Morphology of symbiont cells from the pea aphid Acyrthosiphon pisum and the brown-winged stinkbug Plautia stali. (A–K) Data of Buchnera endosymbiont cells prepared from bacteriocytes of A. pisum. (A) An adult insect. (B) Dissected bacteriocytes. (C–K) Phase-contrast microscopic images of isolated symbiont cells. (C) A low magnification image. (D–G) Magnified images of non-dividing symbiont cells. (H–K). Magnified images of dividing symbiont cells. (L–V) Data of Pantoea gut symbiont cells prepared from the midgut symbiotic organ of P. stali. (L) An adult insect. (M) A dissected midgut symbiotic organ. (N–V) Phase-contrast microscopic images of isolated symbiont cells. (N) A low magnification image. (O–R) Magnified images of non-dividing symbiont cells. (S–V). Magnified images of dividing symbiont cells. (W) Comparisons of lengths of non-dividing and dividing symbiont cells.

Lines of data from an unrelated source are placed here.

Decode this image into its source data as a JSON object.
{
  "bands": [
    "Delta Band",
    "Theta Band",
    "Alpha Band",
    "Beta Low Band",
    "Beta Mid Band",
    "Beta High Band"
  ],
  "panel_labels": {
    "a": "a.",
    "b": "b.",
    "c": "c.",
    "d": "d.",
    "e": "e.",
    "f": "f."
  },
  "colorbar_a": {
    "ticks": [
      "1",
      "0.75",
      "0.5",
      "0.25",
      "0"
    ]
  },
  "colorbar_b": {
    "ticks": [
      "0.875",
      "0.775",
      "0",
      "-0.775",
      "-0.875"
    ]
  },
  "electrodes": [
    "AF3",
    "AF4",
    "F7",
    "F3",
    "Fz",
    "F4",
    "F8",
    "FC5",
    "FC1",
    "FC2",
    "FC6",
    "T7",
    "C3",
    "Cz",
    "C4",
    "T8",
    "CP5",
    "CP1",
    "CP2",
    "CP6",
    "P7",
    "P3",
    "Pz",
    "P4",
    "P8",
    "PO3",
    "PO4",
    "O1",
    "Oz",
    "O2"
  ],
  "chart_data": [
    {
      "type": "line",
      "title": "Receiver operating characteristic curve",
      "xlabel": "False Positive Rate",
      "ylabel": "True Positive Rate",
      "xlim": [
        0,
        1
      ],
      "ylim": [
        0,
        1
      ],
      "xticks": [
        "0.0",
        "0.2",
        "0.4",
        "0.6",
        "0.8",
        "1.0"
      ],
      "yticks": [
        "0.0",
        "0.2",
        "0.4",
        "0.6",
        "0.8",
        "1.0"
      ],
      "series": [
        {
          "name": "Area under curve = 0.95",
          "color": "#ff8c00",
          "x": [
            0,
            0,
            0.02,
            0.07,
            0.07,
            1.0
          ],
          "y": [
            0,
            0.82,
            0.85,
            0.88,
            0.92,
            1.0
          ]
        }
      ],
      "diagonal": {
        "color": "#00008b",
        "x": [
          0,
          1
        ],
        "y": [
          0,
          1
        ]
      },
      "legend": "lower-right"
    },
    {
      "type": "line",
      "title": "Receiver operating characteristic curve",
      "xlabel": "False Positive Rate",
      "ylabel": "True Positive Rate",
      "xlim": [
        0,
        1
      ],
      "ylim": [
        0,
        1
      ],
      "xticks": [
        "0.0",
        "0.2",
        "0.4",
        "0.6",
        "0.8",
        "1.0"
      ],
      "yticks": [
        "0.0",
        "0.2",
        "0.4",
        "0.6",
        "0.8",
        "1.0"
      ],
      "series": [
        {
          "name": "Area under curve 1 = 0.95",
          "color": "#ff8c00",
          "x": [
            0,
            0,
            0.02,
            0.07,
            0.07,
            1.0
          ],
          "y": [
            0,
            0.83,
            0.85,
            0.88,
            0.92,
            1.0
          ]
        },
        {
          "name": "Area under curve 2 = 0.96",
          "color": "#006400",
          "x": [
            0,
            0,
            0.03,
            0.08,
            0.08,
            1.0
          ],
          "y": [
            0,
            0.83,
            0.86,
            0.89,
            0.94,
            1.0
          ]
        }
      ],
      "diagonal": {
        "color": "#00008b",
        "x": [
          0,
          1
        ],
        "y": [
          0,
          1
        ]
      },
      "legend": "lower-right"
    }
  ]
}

The differences are significant statistically for both A. pisum and P. stali (Student’s t-test: P = 6.6 x 10⁻²², P = 1.0 x 10⁻¹²). (X) Asymmetry indices of dividing symbiont cells are defined as the length of the longer daughter cell divided by the length of the shorter daughter cell, for A. pisum and P. stali. Also, see Table S2. Panels (D–K) and (O–V) are 10 μm x 10 µm squares.

Fig 6

Cell division dynamics from exponential to stationary phases of E. coli proliferation. (A) Growth curve of E. coli, in which optical densities of replicate cultures (n = 4) are averaged and plotted with standard deviations. (B) Phase-contrast microscopic image of E. coli cells in an exponential phase of proliferation, in which the majority of cells are in division. (C) Phase-contrast microscopic image of E. coli cells in a stationary phase of proliferation, in which only a few cells are in division. (D) Relationship between E. coli proliferation and dividing cell ratio (n = 22). Also, see Table S7.